Lifestyle Design – It’s Not for Everyone

I’ve noticed an interesting phenomena that seems to be growing over the past several years. There’s a LOT of advice encouraging people to ‘follow their bliss’ by doing their own thing, and not bowing to the pressure of ‘getting a job.’

I think this is terrific in many ways:

  • Control – You’re in control of your own destiny. Don’t feel like working on Fridays? Then don’t.
  • Flexibility – The lifestyle design folks want you to build a life, not a career – and certainly not a ‘job’. If you set up your business in a way that is location-independent, you can do what you need from anywhere with an Internet connection.
  • Big rewards – OK, I’m always a little skeptical about the promise of big financial gain, but there’s no denying that some of these folks are making a pretty good living.
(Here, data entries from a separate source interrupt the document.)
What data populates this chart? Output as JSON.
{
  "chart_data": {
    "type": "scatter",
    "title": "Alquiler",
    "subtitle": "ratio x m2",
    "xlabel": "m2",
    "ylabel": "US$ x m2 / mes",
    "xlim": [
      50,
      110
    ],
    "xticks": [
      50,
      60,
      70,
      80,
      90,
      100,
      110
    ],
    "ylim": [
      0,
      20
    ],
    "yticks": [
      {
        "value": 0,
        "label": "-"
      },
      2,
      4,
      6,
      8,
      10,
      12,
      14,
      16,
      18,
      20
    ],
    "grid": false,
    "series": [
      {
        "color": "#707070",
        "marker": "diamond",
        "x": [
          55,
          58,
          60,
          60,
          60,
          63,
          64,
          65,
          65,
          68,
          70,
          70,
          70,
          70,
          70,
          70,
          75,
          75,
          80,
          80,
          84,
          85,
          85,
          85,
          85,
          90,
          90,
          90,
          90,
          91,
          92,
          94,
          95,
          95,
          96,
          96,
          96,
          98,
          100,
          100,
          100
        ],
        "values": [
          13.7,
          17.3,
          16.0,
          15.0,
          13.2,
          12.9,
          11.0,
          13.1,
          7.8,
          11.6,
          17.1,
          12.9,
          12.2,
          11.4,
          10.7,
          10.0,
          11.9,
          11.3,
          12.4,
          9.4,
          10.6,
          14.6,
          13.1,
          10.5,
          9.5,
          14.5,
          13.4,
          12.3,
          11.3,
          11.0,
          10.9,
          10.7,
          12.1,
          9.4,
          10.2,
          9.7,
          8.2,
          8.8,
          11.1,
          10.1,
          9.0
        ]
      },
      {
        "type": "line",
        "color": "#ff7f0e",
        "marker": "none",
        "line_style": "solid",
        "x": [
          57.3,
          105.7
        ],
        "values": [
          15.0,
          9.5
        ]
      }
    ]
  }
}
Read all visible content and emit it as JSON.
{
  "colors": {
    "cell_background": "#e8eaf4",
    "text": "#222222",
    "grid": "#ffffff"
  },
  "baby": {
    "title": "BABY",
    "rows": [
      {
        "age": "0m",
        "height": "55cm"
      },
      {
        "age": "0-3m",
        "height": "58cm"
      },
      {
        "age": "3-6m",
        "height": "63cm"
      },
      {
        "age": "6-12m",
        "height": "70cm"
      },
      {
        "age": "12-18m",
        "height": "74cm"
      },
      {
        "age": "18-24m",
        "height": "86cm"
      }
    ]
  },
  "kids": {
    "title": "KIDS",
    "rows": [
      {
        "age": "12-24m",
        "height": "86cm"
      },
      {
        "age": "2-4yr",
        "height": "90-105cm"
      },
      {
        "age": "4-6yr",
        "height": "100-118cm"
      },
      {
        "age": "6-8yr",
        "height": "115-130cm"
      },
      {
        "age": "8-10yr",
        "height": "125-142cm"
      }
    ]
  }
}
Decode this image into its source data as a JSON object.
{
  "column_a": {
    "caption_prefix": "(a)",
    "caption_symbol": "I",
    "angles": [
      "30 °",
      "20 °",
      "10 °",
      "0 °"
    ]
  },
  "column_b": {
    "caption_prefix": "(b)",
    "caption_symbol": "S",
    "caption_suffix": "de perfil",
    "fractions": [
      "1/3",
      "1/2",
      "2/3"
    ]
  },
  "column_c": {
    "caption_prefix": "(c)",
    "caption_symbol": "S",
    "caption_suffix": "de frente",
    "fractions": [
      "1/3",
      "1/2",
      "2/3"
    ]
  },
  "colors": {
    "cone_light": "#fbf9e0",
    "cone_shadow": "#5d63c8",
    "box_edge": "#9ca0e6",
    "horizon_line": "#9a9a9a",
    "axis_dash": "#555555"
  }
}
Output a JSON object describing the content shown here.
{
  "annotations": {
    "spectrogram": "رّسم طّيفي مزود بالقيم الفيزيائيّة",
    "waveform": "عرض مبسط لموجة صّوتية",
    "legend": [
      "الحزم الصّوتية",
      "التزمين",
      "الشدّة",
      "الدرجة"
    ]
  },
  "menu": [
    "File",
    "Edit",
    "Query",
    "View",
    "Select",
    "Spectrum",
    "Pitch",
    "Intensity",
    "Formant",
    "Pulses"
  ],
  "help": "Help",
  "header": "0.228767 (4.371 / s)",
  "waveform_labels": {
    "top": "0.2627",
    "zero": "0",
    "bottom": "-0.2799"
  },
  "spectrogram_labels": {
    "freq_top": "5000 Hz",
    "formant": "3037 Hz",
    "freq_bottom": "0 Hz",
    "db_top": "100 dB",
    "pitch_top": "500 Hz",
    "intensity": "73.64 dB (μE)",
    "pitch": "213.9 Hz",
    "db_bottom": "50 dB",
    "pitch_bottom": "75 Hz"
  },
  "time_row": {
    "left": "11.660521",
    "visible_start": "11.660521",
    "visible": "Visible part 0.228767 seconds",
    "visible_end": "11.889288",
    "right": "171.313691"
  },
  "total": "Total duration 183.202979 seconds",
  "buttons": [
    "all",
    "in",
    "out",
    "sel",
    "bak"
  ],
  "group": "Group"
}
But… I really believe that too many people are seduced by this idea. It sounds great, but working for yourself just isn’t for everyone. Here’s why:

  • Not everyone is self-motivated enough to making working independently actually work. When the company I used to work for allowed the first employee to ‘telecommute’ as a test case, it was a disaster. She was never available, and it was pretty clear that she was just taking advantage of the ‘home’ time. When I asked to work remotely because I was relocating, my boss obviously had serious qualms, but he agreed to a test with me anyway. It turned out that I was actually more productive at home than in the office.
  • There’s more to it than just the work. Let’s face it; one of the big benefits of being employed is that you usually get benefits. With health care costs rising out of control, there’s no doubt than some of us are going to have to choose ’employment’ simply because it means we have medical benefits for our families. And, if you’re lucky, you may find an employer who offers some sort of retirement benefits as well.
  • Some people need the social interaction of being in a workplace. Yes, you can replicate that by chatting online or on the phone, or going to a coffee shop. But some people really need the face time to be comfortable.

Having been both an entrepreneur and an employee, my advice is simply this: Be mindful of what you’re choosing to do for ‘work,’ whether that’s on your own or in an office. Think about what you enjoy and then try to find a way to do that, within the constraints of your own family situation.

Oh, and if you find a way to actually make that four-hour workweek thing work, let me know.